Running AI coding agents locally on your machine offers great power but introduces significant security risks. An agent could inadvertently modify or delete files outside of the project directory, or it could be exploited via network access to exfiltrate sensitive data. While some tools offer built-in safeguards, these are not always available or sufficient. A more universal and robust method for mitigating these risks is to run the agent within a sandboxed cloud development environment.

Comparing Mitigation Strategies

It’s useful to understand the trade-offs between different safety measures.

Running an agent with no sandbox offers no protection; the agent operates with the same permissions as your user account, with full access to your files and network.

At the other end of the spectrum, some tools like the Codex CLI provide granular, built-in controls. Modes like read-only can completely restrict file system writes and disable network access, prompting you for approval for any action that crosses these boundaries. This approach is highly effective for both file system and network protection, but its main drawback is its low universality — the protection is tied to that specific tool. If you use a different agent or a VS Code extension, you need another solution.

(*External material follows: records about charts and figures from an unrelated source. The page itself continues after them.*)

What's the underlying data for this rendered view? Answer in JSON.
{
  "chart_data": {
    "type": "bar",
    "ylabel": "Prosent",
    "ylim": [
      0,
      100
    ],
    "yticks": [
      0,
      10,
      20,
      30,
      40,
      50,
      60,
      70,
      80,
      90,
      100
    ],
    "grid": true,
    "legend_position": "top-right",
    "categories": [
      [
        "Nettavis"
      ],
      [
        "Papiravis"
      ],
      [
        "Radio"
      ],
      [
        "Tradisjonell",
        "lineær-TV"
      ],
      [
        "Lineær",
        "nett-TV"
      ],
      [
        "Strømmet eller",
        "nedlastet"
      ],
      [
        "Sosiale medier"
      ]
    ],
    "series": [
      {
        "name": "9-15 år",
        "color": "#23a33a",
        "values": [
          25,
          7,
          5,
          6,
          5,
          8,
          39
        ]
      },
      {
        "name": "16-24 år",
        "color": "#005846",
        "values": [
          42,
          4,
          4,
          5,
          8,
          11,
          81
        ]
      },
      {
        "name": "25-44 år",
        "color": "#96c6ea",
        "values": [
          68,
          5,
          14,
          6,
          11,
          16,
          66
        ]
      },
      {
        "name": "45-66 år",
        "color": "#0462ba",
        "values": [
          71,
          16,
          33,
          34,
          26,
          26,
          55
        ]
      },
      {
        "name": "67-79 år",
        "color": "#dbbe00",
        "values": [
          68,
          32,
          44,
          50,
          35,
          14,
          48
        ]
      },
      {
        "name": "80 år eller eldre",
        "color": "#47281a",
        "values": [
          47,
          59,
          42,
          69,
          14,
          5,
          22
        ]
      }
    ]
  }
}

This is where a general-purpose sandbox shines. It provides a secure environment that can run any agent, regardless of its built-in features.

The Universal Sandbox: GitHub Codespaces

GitHub Codespaces provides an excellent, on-demand sandbox. It works by launching your repository inside a dedicated, isolated container in the cloud. This architecture creates a definitive barrier between the AI agent’s execution environment and your local computer’s file system.

The primary benefit is complete file system isolation. The agent is effectively “jailed” within the container and can only access the files checked into your repository. It has no visibility of or access to your local drives, ensuring your personal files and system configuration remain untouched.

You can interact with your sandboxed environment in several ways, catering to different workflows:

1. VS Code in the Browser: The default method, offering a full-featured IDE for quick access without any local setup.

2. VS Code Desktop: For a more familiar experience, you can connect your local VS Code application directly to the remote Codespace. The code execution and terminal remain securely in the cloud.

3. Direct SSH Access: For command-line agents, this is often the most convenient option. Using the GitHub CLI, the command gh cs ssh gives you a standard terminal session inside the container, allowing you to run any CLI tool securely.

Persistent Risks and Best Practices

While this technique provides a robust solution for file system threats, it is crucial to understand that network risks remain. A Codespace offers high universality and strong file system protection, but it provides no inherent network protection. An agent running inside it with network permissions can still send and receive data. If your repository contains secrets — such as API keys checked into version control — a compromised agent could still exfiltrate them.

Therefore, a Codespace sandbox should be seen as one powerful layer in a multi-layered security approach. It provides peace of mind regarding your local file system, but you must still be vigilant about network activity and practice good secret management.